Our task then is to love others, yet sometimes from afar; allowing them to think and to feel, to develop in their own way. This is perhaps the greatest gift that we can bestow upon those we care for: the gift of freedom and solitude.
“I hold this to be the highest task of a bond between two people: that each should stand guard over the solitude of the other.” ―
And while it is true that we need to be alone at times in order to fully love and appreciate someone, there are certainly times when we long for company as well. When we feel this need for connection and company, solitude can even begin to seem like a burden or a punishment. This is when our delightful aloneness can turn into an isolating and terrible sense of loneliness.
“And I can get on quite nicely without you – except sometimes, when I cannot get on at all.” – Edna St. Vincent Millay
In books, in films, and in life, we repeatedly find that both of these relationships are necessary;
the relationship with the outer world, which is expressed through our relationship with others – family, friends, acquaintances, and strangers – and the relationship with oneself, which deals with the inner world, and is concerned with the soul, the spirit, and the intellect.
These two human needs, the need for company – for someone to interact with and relate to – and the opposing need for solitude, are hopelessly and endlessly in opposition of each other. Both worlds cross over each other and converge, like streets that run over one another, merging in places and pulling apart in others, connected and yet separate.
We need to withdraw. We need to be alone to cultivate our qualities and dreams.
“Solitude gives birth to the original in us, to beauty unfamiliar and perilous – to poetry. But also, it gives birth to the opposite: to the perverse, the illicit, the absurd.” ―
It is then in company, that we find an outlet for sharing these qualities and dreams which we have nurtured in our aloneness. If solitude is where we create ourselves – where we decide what we value and how we shall live – then company is where this self is expressed and where we live out these values and create this life we have contemplated.
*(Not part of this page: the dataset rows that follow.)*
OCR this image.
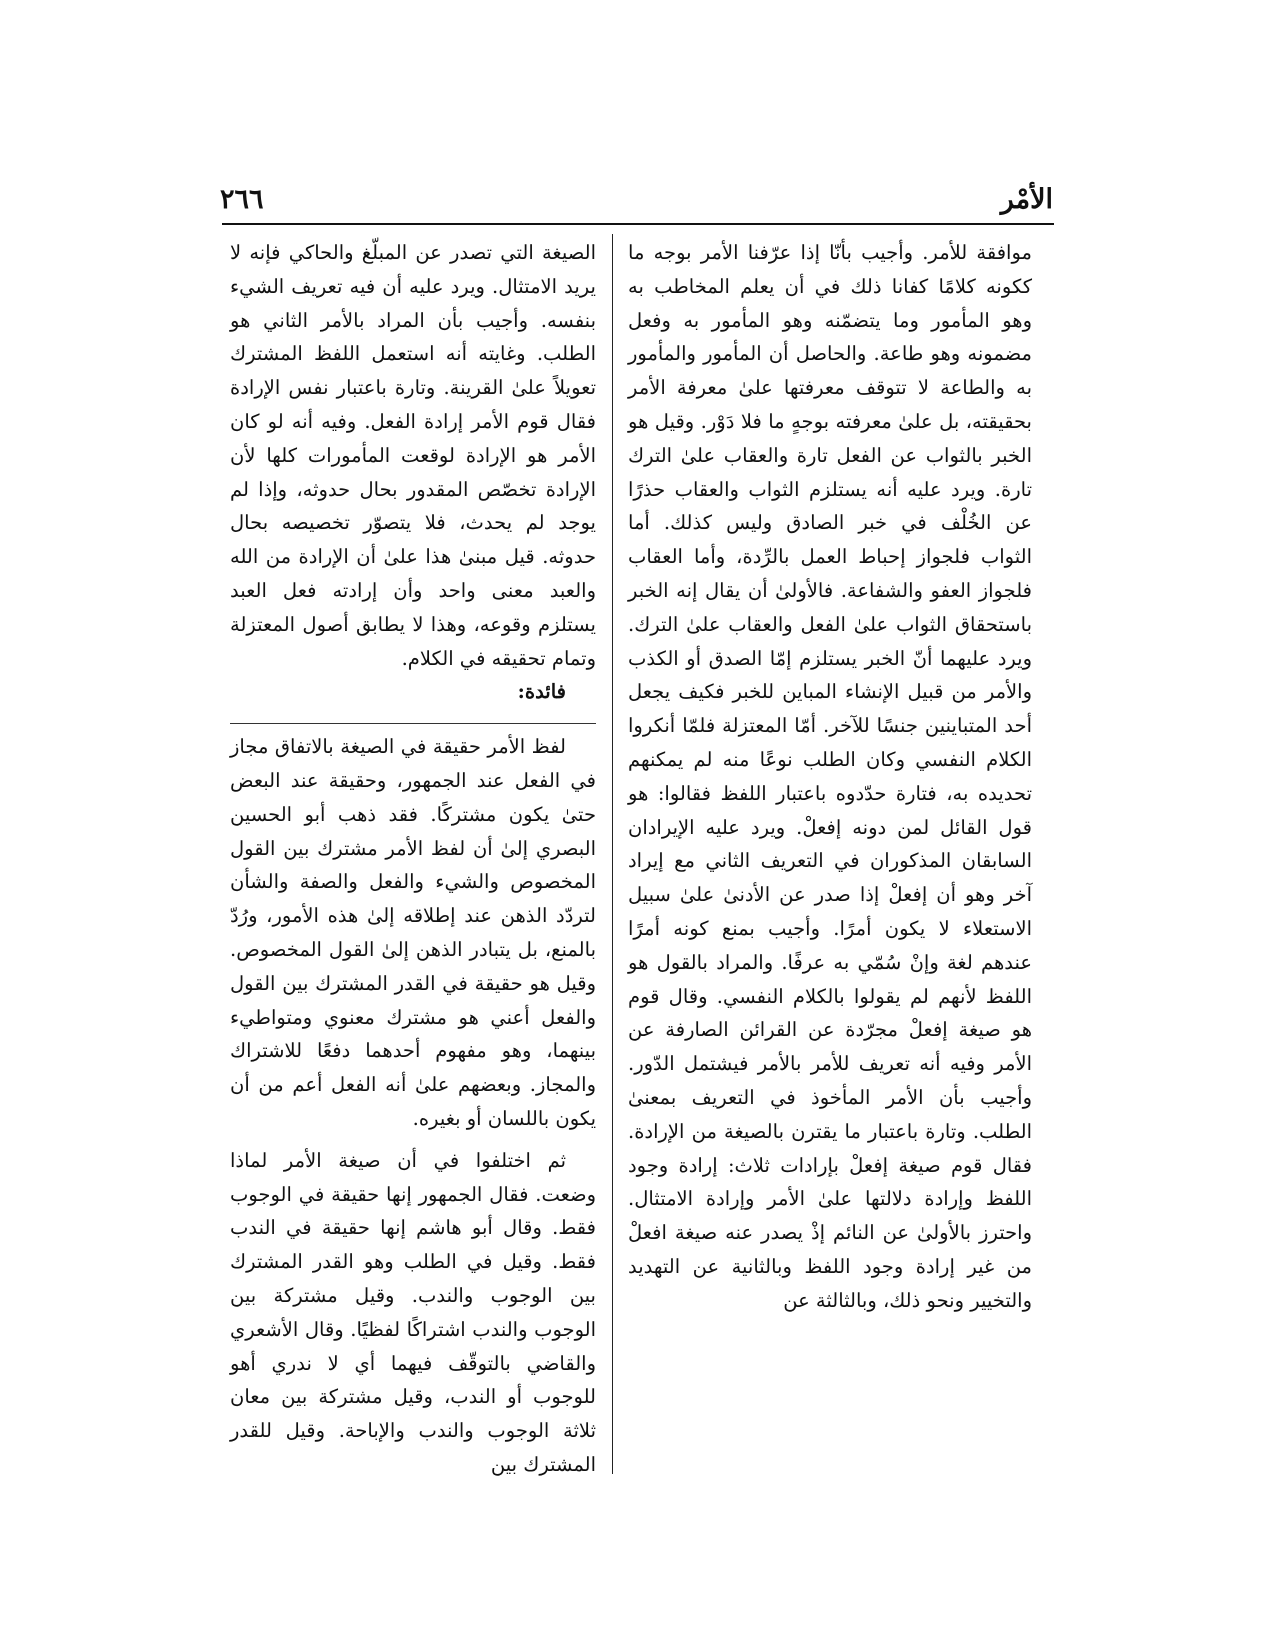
٢٦٦	الأمْر

موافقة للأمر. وأجيب بأنّا إذا عرّفنا الأمر بوجه ما ككونه كلامًا كفانا ذلك في أن يعلم المخاطب به وهو المأمور وما يتضمّنه وهو المأمور به وفعل مضمونه وهو طاعة. والحاصل أن المأمور والمأمور به والطاعة لا تتوقف معرفتها علىٰ معرفة الأمر بحقيقته، بل علىٰ معرفته بوجهٍ ما فلا دَوْر. وقيل هو الخبر بالثواب عن الفعل تارة والعقاب علىٰ الترك تارة. ويرد عليه أنه يستلزم الثواب والعقاب حذرًا عن الخُلْف في خبر الصادق وليس كذلك. أما الثواب فلجواز إحباط العمل بالرِّدة، وأما العقاب فلجواز العفو والشفاعة. فالأولىٰ أن يقال إنه الخبر باستحقاق الثواب علىٰ الفعل والعقاب علىٰ الترك. ويرد عليهما أنّ الخبر يستلزم إمّا الصدق أو الكذب والأمر من قبيل الإنشاء المباين للخبر فكيف يجعل أحد المتباينين جنسًا للآخر. أمّا المعتزلة فلمّا أنكروا الكلام النفسي وكان الطلب نوعًا منه لم يمكنهم تحديده به، فتارة حدّدوه باعتبار اللفظ فقالوا: هو قول القائل لمن دونه إفعلْ. ويرد عليه الإيرادان السابقان المذكوران في التعريف الثاني مع إيراد آخر وهو أن إفعلْ إذا صدر عن الأدنىٰ علىٰ سبيل الاستعلاء لا يكون أمرًا. وأجيب بمنع كونه أمرًا عندهم لغة وإنْ سُمّي به عرفًا. والمراد بالقول هو اللفظ لأنهم لم يقولوا بالكلام النفسي. وقال قوم هو صيغة إفعلْ مجرّدة عن القرائن الصارفة عن الأمر وفيه أنه تعريف للأمر بالأمر فيشتمل الدّور. وأجيب بأن الأمر المأخوذ في التعريف بمعنىٰ الطلب. وتارة باعتبار ما يقترن بالصيغة من الإرادة. فقال قوم صيغة إفعلْ بإرادات ثلاث: إرادة وجود اللفظ وإرادة دلالتها علىٰ الأمر وإرادة الامتثال. واحترز بالأولىٰ عن النائم إذْ يصدر عنه صيغة افعلْ من غير إرادة وجود اللفظ وبالثانية عن التهديد والتخيير ونحو ذلك، وبالثالثة عن

الصيغة التي تصدر عن المبلّغ والحاكي فإنه لا يريد الامتثال. ويرد عليه أن فيه تعريف الشيء بنفسه. وأجيب بأن المراد بالأمر الثاني هو الطلب. وغايته أنه استعمل اللفظ المشترك تعويلاً علىٰ القرينة. وتارة باعتبار نفس الإرادة فقال قوم الأمر إرادة الفعل. وفيه أنه لو كان الأمر هو الإرادة لوقعت المأمورات كلها لأن الإرادة تخصّص المقدور بحال حدوثه، وإذا لم يوجد لم يحدث، فلا يتصوّر تخصيصه بحال حدوثه. قيل مبنىٰ هذا علىٰ أن الإرادة من الله والعبد معنى واحد وأن إرادته فعل العبد يستلزم وقوعه، وهذا لا يطابق أصول المعتزلة وتمام تحقيقه في الكلام.

فائدة:

لفظ الأمر حقيقة في الصيغة بالاتفاق مجاز في الفعل عند الجمهور، وحقيقة عند البعض حتىٰ يكون مشتركًا. فقد ذهب أبو الحسين البصري إلىٰ أن لفظ الأمر مشترك بين القول المخصوص والشيء والفعل والصفة والشأن لتردّد الذهن عند إطلاقه إلىٰ هذه الأمور، ورُدّ بالمنع، بل يتبادر الذهن إلىٰ القول المخصوص. وقيل هو حقيقة في القدر المشترك بين القول والفعل أعني هو مشترك معنوي ومتواطيء بينهما، وهو مفهوم أحدهما دفعًا للاشتراك والمجاز. وبعضهم علىٰ أنه الفعل أعم من أن يكون باللسان أو بغيره.

ثم اختلفوا في أن صيغة الأمر لماذا وضعت. فقال الجمهور إنها حقيقة في الوجوب فقط. وقال أبو هاشم إنها حقيقة في الندب فقط. وقيل في الطلب وهو القدر المشترك بين الوجوب والندب. وقيل مشتركة بين الوجوب والندب اشتراكًا لفظيًا. وقال الأشعري والقاضي بالتوقّف فيهما أي لا ندري أهو للوجوب أو الندب، وقيل مشتركة بين معان ثلاثة الوجوب والندب والإباحة. وقيل للقدر المشترك بين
“There is no doubt that solitude is a challenge and to maintain balance within it a precarious business. But I must not forget that, for me, being with people or even with one beloved person for any length of time without solitude is even worse. I lose my center. I feel dispersed, scattered, in pieces. I must have time alone in which to mull over my encounter, and to extract its juice, its essence, to understand what has really happened to me as a consequence of it.” ― May Sarton, Journal of a Solitude
Countless other authors have explored this duality of desires. As Martha Nussbaum wrote, we all have,
“the urgent need for protection and self-sufficiency, the opposite and equal need for joy and communication and connection.” -Martha Nussbaum
The desire to be alone, to rest, to grow, and to reflect, and the opposing desire to be in company, to learn, to interact, and to communicate remain forever in opposition, and yet, in harmony with each other. Perhaps it is only once we have achieved a balance between aloneness and connection that we may discover true happiness. Of course, it is up to each of us to find our own balance.